Это был такой длинный день. Сегодня я точно не смогу его пересказать.

Мы, когда Лену учили музыке недолгое время, потому что потом она взбунтовалась, к нам учительница приходила домой и сразу на пианино ставила камертон. А для меня такой камертон — «Лествица» Иоанна Лествичника. И вся моя жизнь сейчас — в устремлении взять эту недостижимую ноту. Пусть для начала хотя бы на миг.

«Боязнь смерти есть свойство человеческого естества, происшедшее от преслушания; а трепет от памяти смертной есть признак нераскаянных согрешений. Боится Христос смерти, но не трепещет, чтобы ясно показать свойства двух естеств».

Боится, но не трепещет.

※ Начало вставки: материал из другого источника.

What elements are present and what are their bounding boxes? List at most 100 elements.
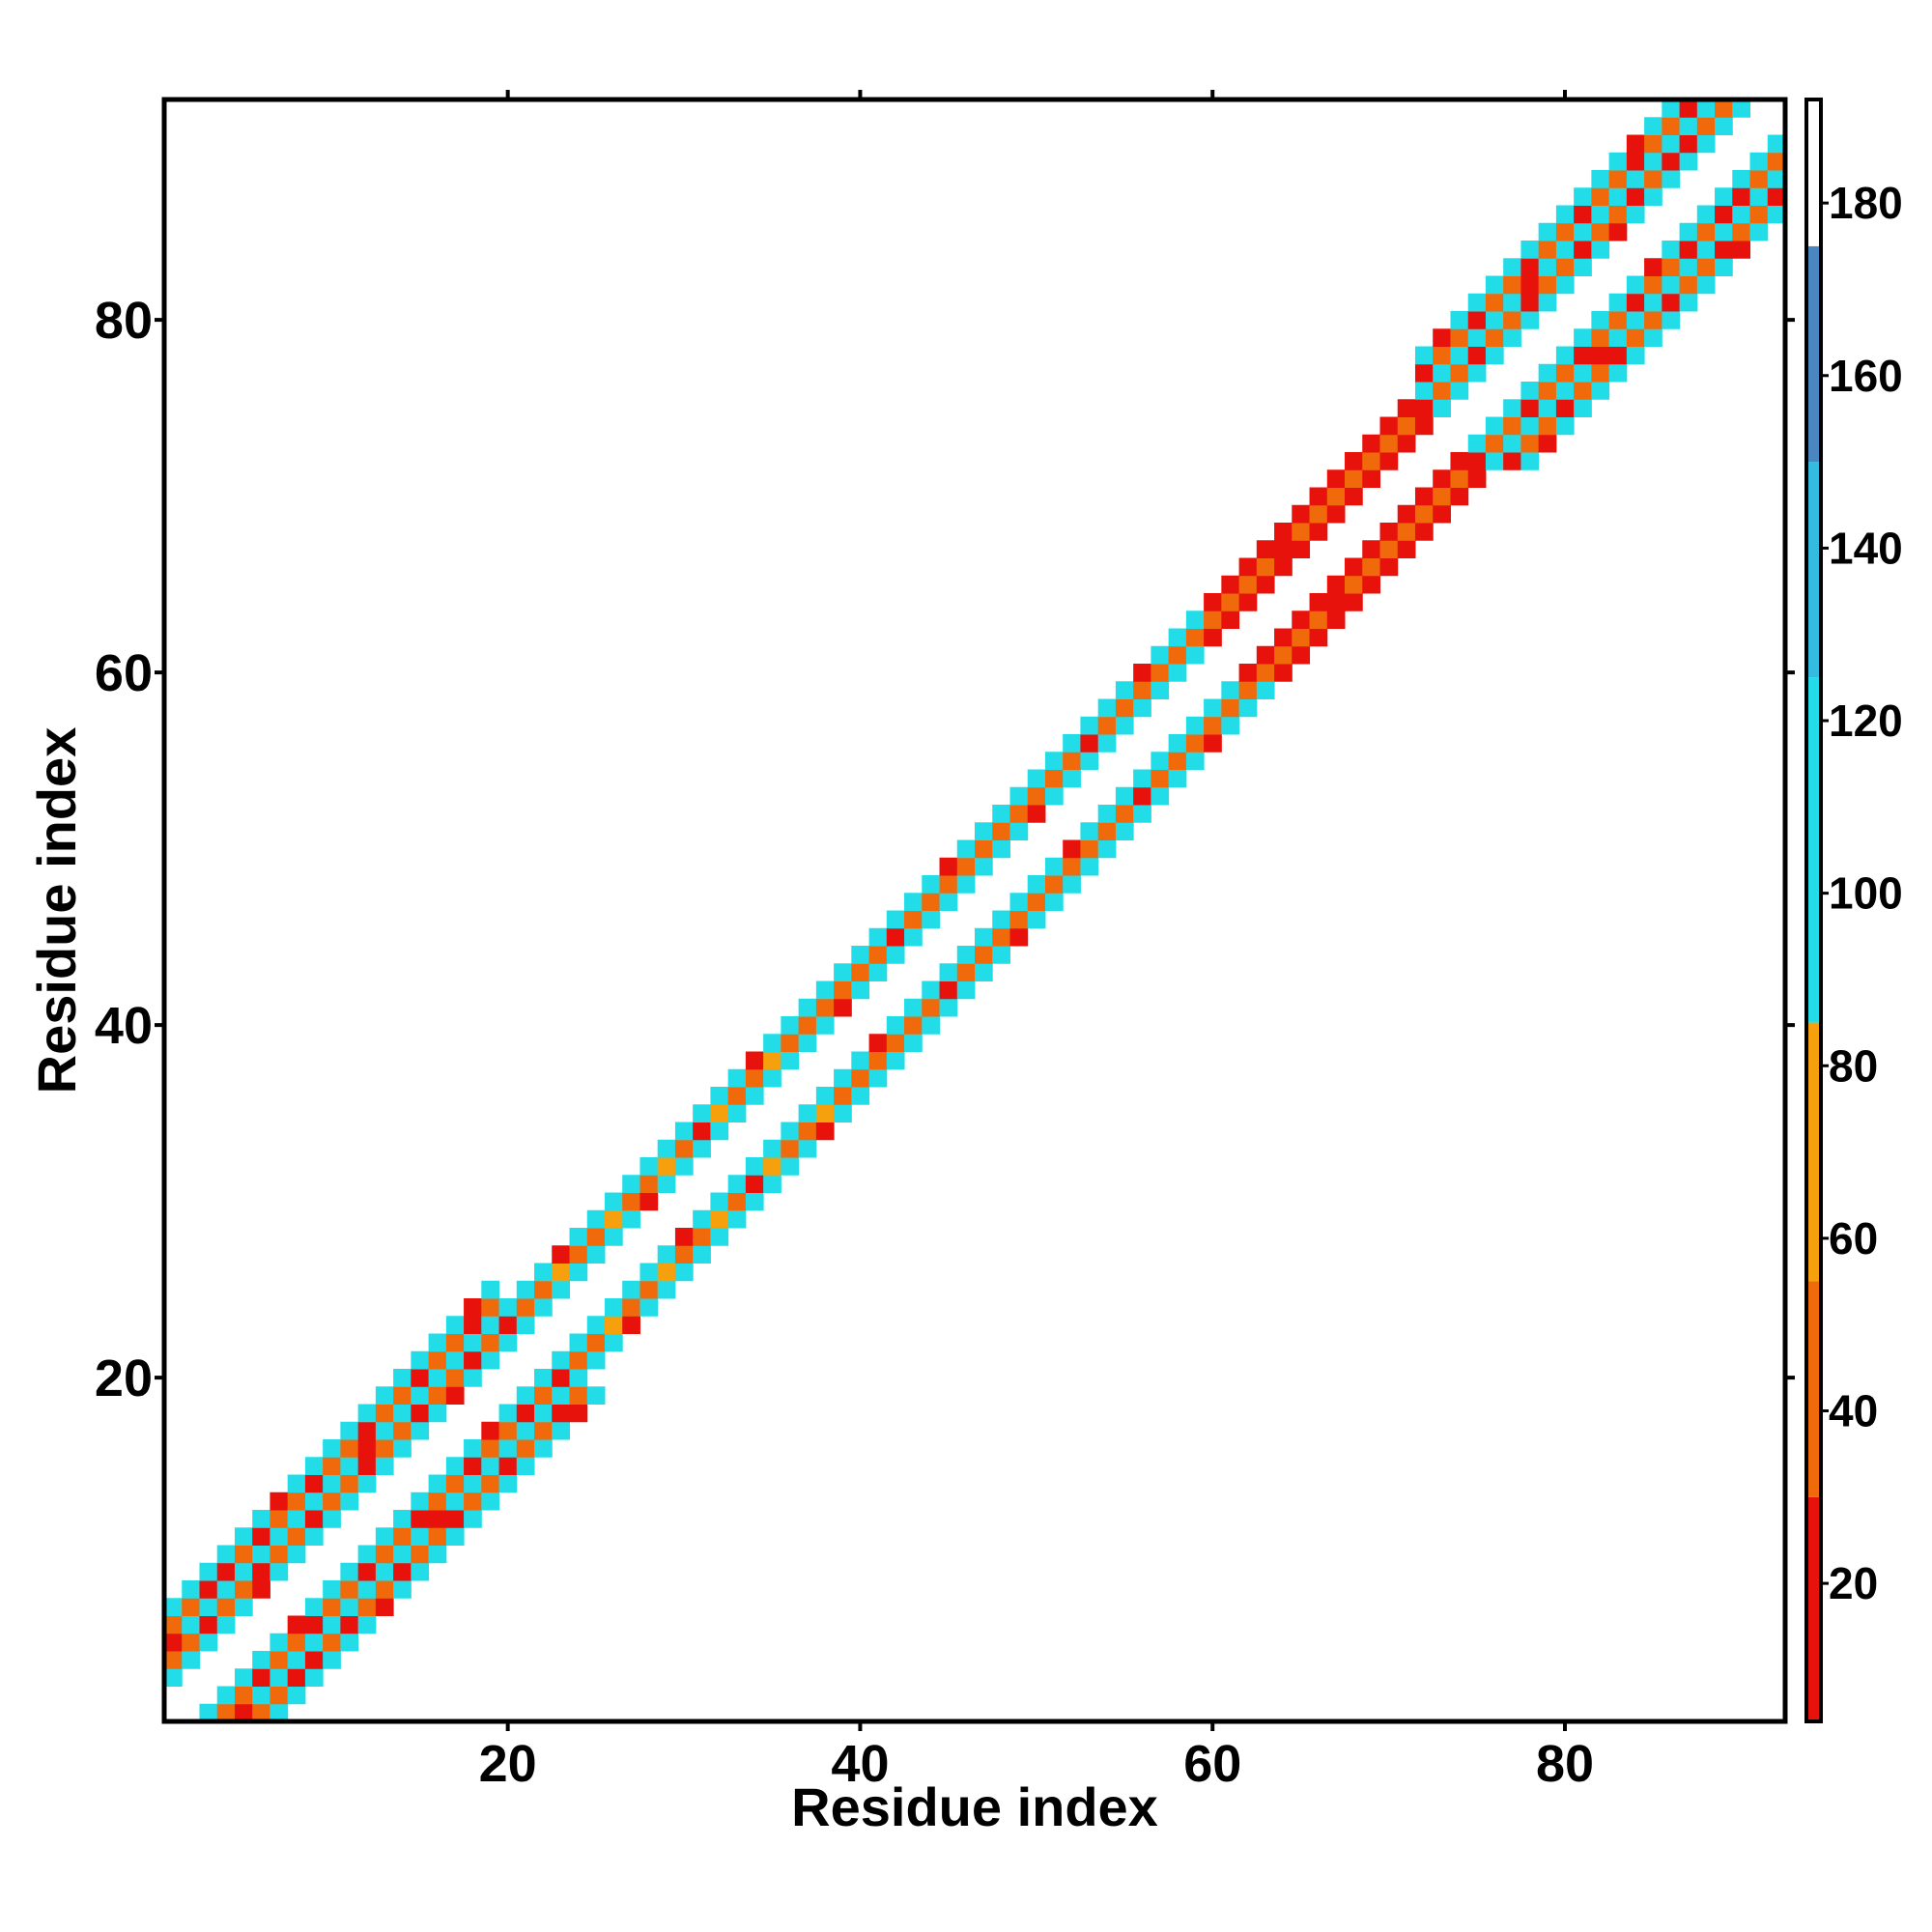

Я поражаюсь, как же просто можно сказать про самую суть. Боязнь, я так понимаю, это ожидание праведного Суда. А трепет — уже самый ад, ему неизбежная, по заслугам обреченность.

И еще:

«Как отцы утверждают, что совершенная любовь не подвержена падению, так и я утверждаю, что совершенное чувство смерти свободно от страха».

Совершенное чувство смерти. Три этих слова вы только попробуйте сказать нецерковному человеку, любому, он ни за что не поймет. А ведь это как музыка, как последняя фуга Баха: совершенное чувство смерти.

Год назад у меня уже были боли в спине, но я еще вполне нормально ходила и думала, что эти боли от старой травмы, когда я упала с велосипеда, и вот моя подруга меня пригласила на органный концерт в зал Чайковского. Я не знала, какие будут исполняться произведения, я только из программки узнала, что самым последним стоит незаконченная фуга Баха, окончить которую ему помешала смерть. И у меня в голове сразу возникло: это для меня, это мне какое-то важное сообщение. И все остальные, более ранние фуги я воспринимала как пролог, как описание каких-то сил, уже существующих на земле, в космосе, их неуступчивости друг другу, иногда даже их готовности взаимодействовать, но все равно это было для меня такое объективное описание расстановки мировых сил, где все по отдельности: люди, природный мир, другие планеты, Бог — и разве что Бог немного сожалеет об этом. Но один Он ничего не в силах изменить.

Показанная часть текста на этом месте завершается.